Reading in London

I wouldn’t call myself an avid reader. I am a decent reader who can get through at least a book a month but since moving to London early this year, I have been devouring books. It’s been a pattern I have noticed in myself. Whenever I feel lost, don’t know what to do or find myself in hospital waiting rooms (the ageing population crisis is real), I turn to reading. It feels like the most productive and low-stakes thing to do.

I might write a whole blog about moving to a different country in your 30s (haha) but for now, I thought I’d create a list of books I have read recently. It’s a post on how I have used these books to wrap my head around this city and learn its history and intricacies. The themes and topics in these books are pretty much what I am thinking about most of the time while I walk the streets. These books are just a start and there is SO MUCH more to read and understand.

I hope the post is helpful to anyone in London or just interested to know more. Let me know what you think!

  1. Divided by Annabel Sowemimo

“ We simply cannot hope to improve inequalities without understanding the ‘rotten foundations’ on which our scientific understanding is built”

I came across Annabel and her book at the WOW festival. Having worked on global health curriculums for the past two years, it didn’t come as a surprise that a lot of knowledge on health has deep-rooted historical pasts steeped in racism.

However, at the end of the book, I felt that maybe we can genuinely only think about decolonising our curriculums or raise awareness on how it’s deeply steeped in healthcare when we have a deep understanding and awareness of how this knowledge originated. Annabel’s book does a great job of doing this.

What are the histories behind these famous names we commonly use and how were they a part of this racist history? How much of the past can we identify in our curriculums now? Can we truly rid ourselves of this history when we teach? How can this awareness and questioning be the basis for all our students so that we stop being blind to inequalities?

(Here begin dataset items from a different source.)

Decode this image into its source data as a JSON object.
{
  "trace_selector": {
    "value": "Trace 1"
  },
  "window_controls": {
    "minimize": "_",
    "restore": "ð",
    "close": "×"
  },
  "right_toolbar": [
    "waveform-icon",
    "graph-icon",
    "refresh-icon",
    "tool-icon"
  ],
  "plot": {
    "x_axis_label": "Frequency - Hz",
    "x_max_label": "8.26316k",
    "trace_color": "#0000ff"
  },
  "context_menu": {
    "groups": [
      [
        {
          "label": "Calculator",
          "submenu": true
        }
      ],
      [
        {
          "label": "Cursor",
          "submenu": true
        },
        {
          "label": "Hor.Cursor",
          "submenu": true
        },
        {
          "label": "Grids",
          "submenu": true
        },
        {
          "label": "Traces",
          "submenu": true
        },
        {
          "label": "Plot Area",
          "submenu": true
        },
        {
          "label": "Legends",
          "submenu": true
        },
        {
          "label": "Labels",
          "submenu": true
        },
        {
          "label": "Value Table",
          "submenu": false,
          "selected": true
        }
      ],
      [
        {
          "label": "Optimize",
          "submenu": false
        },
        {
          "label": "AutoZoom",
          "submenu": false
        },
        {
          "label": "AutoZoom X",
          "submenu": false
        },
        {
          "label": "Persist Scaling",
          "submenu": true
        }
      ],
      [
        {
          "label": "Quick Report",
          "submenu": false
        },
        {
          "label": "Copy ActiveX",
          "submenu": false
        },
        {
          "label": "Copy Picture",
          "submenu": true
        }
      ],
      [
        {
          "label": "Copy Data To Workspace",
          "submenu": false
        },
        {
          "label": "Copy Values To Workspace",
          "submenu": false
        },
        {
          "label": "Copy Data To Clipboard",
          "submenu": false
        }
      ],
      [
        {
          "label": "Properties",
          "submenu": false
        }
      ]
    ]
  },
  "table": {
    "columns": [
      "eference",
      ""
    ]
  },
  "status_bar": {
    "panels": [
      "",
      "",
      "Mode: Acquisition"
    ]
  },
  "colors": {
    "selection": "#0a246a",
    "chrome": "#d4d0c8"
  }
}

Since then I have come across the Eugenics walk around UCL where I did my master’s. I now walk the streets much more aware of the names of streets, corporations and the history that surrounds the buildings of this country. For anyone who is walking around the Bloomsbury area, check out the podcast.

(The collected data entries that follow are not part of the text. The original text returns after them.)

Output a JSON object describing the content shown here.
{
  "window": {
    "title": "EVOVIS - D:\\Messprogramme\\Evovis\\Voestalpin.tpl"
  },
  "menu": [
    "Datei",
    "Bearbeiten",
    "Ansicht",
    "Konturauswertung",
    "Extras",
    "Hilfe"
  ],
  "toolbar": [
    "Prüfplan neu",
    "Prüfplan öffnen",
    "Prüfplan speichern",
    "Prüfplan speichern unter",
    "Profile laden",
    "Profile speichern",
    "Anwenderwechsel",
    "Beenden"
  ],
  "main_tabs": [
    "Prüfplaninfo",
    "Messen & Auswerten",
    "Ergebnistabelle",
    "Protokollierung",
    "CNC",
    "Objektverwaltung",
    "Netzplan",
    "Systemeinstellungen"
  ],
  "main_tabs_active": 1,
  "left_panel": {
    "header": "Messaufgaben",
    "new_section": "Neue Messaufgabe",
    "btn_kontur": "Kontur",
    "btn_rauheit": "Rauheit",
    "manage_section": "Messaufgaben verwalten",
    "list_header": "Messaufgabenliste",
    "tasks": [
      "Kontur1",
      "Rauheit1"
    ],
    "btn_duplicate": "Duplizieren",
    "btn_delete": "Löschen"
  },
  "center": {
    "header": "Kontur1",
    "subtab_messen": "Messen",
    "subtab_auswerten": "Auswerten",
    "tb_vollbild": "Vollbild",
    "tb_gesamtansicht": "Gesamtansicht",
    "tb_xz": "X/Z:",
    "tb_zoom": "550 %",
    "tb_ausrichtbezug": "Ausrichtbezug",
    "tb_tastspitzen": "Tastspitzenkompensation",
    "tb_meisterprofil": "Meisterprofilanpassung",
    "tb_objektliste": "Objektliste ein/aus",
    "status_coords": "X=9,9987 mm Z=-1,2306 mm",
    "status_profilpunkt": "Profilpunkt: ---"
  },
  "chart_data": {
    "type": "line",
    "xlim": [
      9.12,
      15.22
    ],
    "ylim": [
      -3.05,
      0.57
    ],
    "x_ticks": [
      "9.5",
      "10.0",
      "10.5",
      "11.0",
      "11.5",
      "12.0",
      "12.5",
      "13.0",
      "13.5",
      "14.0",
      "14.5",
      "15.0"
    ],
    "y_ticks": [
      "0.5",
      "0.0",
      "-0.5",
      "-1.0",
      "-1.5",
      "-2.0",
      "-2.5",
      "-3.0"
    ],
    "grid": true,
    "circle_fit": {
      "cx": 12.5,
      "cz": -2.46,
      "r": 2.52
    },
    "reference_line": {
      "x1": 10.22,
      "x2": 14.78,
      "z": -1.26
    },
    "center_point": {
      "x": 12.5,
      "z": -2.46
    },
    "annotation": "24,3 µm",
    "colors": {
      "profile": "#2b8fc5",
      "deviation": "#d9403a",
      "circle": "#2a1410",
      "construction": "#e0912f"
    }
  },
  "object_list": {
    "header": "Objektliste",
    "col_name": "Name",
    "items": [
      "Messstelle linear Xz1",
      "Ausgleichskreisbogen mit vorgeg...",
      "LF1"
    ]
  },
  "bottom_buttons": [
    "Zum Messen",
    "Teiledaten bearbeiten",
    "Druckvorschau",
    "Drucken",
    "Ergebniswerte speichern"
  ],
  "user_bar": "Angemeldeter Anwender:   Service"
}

2. Caste by Isabel Wilkerson

This book was recommended to me by the women working at Roundtable Books (go check them out!!). It was an intense read and I had to put it down several times. I have often associated caste as something that was/is a huge part of India’s history but Isabel reframes it to highlight that:

“Caste is the granting or withholding of respect, status, honor, attention, privileges, resources, the benefit of the doubt, and human kindness to someone on the basis of their perceived rank or standing in the hierarchy”

One issue that I have struggled to understand, especially in the context of Britain, is how people of diaspora origin could be against immigration. It didn’t make sense that having had the same experiences or having parents who have the same experiences, one would not be able to empathise with fellow immigrants. Isabel answered this question with the quote below:

“Caught in the system that grants them little true power or authority, they may bend to the will of caste and put down their own if they wish to rise or be accepted or merely to survive in the hierarchy. They learn that they may not be held accountable because of they low status of those they betray or neglect”

3. Open Water

I needed something light after reading Caste and I don’t know why I thought Open Water would be a light read! It might be because I thought it would be a romance novel but the intricacies of race are so tightly woven into the story. It was a heartbreaking read going into the details of how race or as Isabel Wilkerson would say caste, impacts the mental health and everyday realities of someone’s life.

This brings us to the next book.

4. The Windrush Betrayal by Amelia Gentleman

London, Sugar & Slavery exhibition at the Museum of London Docklands

As a migrant rights advocate, this book infuriated my bones. I couldn’t wrap my head around how people who had seemingly done nothing but arrived here as British citizens had their lives torn apart. The injustice was incomprehensible to me. The city is celebrating Windrush 75 this year but for everyone who has been impacted by this

It highlighted how stories of people are often lost behind numbers when it comes to immigration. It was also a deep reminder of how we take our immigration status for granted sometimes.

5. This is London by Ben Judah

I haven’t finished this book but am a few chapters in. It’s intriguing because the author immerses himself within communities and tries to share their stories.

I was walking from the Singaporean embassy just two days ago through the same tunnel he spent the night with East European migrants and remember thinking to myself — It feels unreal to fathom the thousands of lived realities that we will never come across.